La audiencia pública para la modificación de la ley de Glaciares comenzó este miércoles en medio de un clima de tensión política. Legisladores de la oposición presentaron un pedido formal de impugnación, argumentando que el mecanismo de participación establecido por la Cámara de Diputados no cumple con los requisitos legales. Este reclamo fue firmado por un grupo de diputados que incluye a figuras como Maximiliano Ferraro y Sabrina Selva, quienes sostienen que la audiencia es "inválida" debido a irregularidades en su desarrollo que restringen la participación ciudadana y vulneran la Constitución Nacional y la Ley General del Ambiente.

El diputado Nicolás Mayoraz, presidente de la Comisión de Asuntos Constitucionales, respondió a la impugnación afirmando que las presentaciones judiciales anteriores fueron rechazadas y que el procedimiento es válido. Sin embargo, la oposición argumentó que no existe un canal administrativo adecuado para este tipo de trámites, lo que intensificó el conflicto desde el inicio de la audiencia. Este desacuerdo refleja una polarización creciente en el debate sobre la gestión de los recursos hídricos en Argentina, un tema que ha cobrado relevancia en el contexto de la crisis climática.

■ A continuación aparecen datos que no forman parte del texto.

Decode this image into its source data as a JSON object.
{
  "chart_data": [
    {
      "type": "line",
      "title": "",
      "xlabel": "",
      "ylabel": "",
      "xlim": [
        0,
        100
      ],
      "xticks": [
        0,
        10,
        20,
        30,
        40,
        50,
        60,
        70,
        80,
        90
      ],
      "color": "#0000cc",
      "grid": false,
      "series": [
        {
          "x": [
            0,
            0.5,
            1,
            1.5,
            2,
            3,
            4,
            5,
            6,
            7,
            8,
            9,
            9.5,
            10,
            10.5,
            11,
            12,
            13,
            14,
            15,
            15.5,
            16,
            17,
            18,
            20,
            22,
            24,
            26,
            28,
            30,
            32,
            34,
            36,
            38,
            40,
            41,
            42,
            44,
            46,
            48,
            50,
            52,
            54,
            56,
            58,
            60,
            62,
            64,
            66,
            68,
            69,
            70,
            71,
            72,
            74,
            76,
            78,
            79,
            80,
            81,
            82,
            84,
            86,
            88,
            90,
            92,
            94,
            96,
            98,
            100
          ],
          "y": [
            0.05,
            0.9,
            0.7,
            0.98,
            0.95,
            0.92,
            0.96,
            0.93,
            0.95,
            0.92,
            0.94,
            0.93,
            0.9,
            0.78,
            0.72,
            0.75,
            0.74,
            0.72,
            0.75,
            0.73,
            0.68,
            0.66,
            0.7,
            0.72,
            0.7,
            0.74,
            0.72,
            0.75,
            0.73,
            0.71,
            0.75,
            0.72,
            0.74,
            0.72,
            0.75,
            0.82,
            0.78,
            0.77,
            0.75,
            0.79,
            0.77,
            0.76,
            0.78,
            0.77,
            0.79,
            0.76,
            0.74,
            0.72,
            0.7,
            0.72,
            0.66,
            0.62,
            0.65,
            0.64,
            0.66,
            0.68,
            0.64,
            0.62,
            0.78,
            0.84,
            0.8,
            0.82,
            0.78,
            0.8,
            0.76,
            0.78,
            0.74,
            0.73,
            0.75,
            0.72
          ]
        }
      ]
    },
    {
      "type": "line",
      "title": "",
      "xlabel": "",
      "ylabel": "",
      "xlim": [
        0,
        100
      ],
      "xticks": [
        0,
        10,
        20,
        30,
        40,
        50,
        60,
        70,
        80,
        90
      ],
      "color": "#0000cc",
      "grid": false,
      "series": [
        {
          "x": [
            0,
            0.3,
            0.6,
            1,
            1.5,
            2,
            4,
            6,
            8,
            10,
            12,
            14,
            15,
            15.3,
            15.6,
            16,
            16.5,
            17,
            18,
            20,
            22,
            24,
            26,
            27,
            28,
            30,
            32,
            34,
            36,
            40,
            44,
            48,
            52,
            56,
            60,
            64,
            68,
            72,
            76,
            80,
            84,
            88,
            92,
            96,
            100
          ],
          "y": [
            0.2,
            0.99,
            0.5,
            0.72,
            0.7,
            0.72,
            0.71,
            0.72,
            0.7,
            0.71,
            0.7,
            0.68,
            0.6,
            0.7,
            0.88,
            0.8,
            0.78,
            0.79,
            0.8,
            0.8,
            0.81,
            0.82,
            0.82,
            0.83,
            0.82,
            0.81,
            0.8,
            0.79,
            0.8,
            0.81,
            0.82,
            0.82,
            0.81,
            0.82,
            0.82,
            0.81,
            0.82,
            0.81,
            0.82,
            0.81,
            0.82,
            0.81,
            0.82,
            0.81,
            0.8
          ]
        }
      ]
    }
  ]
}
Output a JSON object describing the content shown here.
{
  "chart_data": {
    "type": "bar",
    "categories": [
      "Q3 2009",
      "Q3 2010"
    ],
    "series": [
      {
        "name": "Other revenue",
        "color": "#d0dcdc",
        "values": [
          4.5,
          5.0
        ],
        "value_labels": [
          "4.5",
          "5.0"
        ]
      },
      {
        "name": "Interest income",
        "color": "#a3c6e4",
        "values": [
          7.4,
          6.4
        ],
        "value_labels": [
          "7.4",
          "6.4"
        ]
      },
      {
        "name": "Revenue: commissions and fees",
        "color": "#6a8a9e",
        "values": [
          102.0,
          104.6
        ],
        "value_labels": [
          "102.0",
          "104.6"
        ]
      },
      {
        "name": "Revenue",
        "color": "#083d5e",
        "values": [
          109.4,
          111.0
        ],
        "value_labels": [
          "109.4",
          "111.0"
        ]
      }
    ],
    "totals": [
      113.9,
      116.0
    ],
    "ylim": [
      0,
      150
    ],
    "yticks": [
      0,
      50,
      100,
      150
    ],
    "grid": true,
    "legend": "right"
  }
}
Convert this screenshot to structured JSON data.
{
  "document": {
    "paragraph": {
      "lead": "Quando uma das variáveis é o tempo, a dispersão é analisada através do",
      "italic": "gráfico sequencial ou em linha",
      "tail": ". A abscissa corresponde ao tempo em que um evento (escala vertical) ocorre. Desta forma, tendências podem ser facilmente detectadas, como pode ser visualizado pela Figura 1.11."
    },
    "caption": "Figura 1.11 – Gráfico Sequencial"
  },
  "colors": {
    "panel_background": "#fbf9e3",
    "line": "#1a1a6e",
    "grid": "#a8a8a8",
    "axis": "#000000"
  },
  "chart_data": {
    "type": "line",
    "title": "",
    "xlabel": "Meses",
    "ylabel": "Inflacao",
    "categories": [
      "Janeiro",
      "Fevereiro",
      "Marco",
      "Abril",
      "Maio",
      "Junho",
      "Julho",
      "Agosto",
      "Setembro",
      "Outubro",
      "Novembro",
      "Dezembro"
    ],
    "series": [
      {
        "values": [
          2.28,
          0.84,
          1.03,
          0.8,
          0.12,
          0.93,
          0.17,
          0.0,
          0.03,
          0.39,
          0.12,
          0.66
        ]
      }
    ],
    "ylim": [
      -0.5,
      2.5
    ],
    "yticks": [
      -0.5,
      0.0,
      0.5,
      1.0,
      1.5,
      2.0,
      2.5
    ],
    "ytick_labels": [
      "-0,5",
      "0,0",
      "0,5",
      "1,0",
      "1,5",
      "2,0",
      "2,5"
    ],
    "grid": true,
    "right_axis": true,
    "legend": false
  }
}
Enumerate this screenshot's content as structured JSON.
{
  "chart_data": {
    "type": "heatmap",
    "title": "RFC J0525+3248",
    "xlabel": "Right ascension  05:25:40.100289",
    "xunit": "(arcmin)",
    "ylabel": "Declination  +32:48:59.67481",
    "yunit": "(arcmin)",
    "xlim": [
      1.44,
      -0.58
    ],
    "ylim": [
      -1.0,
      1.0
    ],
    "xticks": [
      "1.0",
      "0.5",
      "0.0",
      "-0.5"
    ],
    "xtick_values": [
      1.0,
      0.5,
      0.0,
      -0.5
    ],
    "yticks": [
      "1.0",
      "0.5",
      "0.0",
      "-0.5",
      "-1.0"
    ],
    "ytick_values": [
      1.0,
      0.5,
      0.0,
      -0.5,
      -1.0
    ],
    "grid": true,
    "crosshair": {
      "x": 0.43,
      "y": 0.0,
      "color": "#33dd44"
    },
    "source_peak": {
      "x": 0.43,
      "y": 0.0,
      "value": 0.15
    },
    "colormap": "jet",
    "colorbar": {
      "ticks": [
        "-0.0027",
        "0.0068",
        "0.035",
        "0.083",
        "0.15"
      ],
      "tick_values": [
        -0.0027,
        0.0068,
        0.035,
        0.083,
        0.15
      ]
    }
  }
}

La audiencia se desarrolló con una participación masiva, registrando más de 100.000 inscriptos, aunque solo se permitió el acceso a 200 expositores. Este desbalance generó protestas entre los participantes, quienes se sintieron excluidos del debate. La mayoría de las intervenciones se pronunciaron en contra de la modificación de la ley, enfatizando el riesgo que esto representa para el acceso al agua, un recurso vital en el país. Las críticas se centraron en la posibilidad de que solo 12 provincias decidan sobre el uso del agua de todos los argentinos, lo que podría llevar a un manejo desigual y perjudicial de este recurso.

Entre los expositores, la ex diputada Marta Maffei, autora de la ley original, destacó que el proyecto del oficialismo omite importantes recaudos legales y constitucionales. Por su parte, el Premio Nobel de la Paz, Adolfo Pérez Esquivel, subrayó que el agua no debe ser considerada una mercancía, sino un derecho fundamental del pueblo. Estas intervenciones resaltan la preocupación por el impacto que la modificación de la ley podría tener en la protección de los glaciares y el acceso al agua en el país, especialmente en un contexto donde la minería y la explotación de recursos naturales son temas de debate constante.

La Cámara de Diputados continuará con la segunda jornada de audiencias públicas, programada para este jueves, donde se espera que se repitan las tensiones y los cuestionamientos al procedimiento. Los más de 100.000 inscriptos tendrán la opción de enviar videos o escritos, lo que podría ampliar la participación, aunque la metodología sigue siendo objeto de controversia. La discusión sobre la ley de Glaciares no solo es crucial para la gestión de recursos hídricos en Argentina, sino que también podría tener implicaciones más amplias en la política ambiental y económica del país, especialmente en un contexto donde la presión internacional por la sostenibilidad y la protección del medio ambiente es cada vez mayor.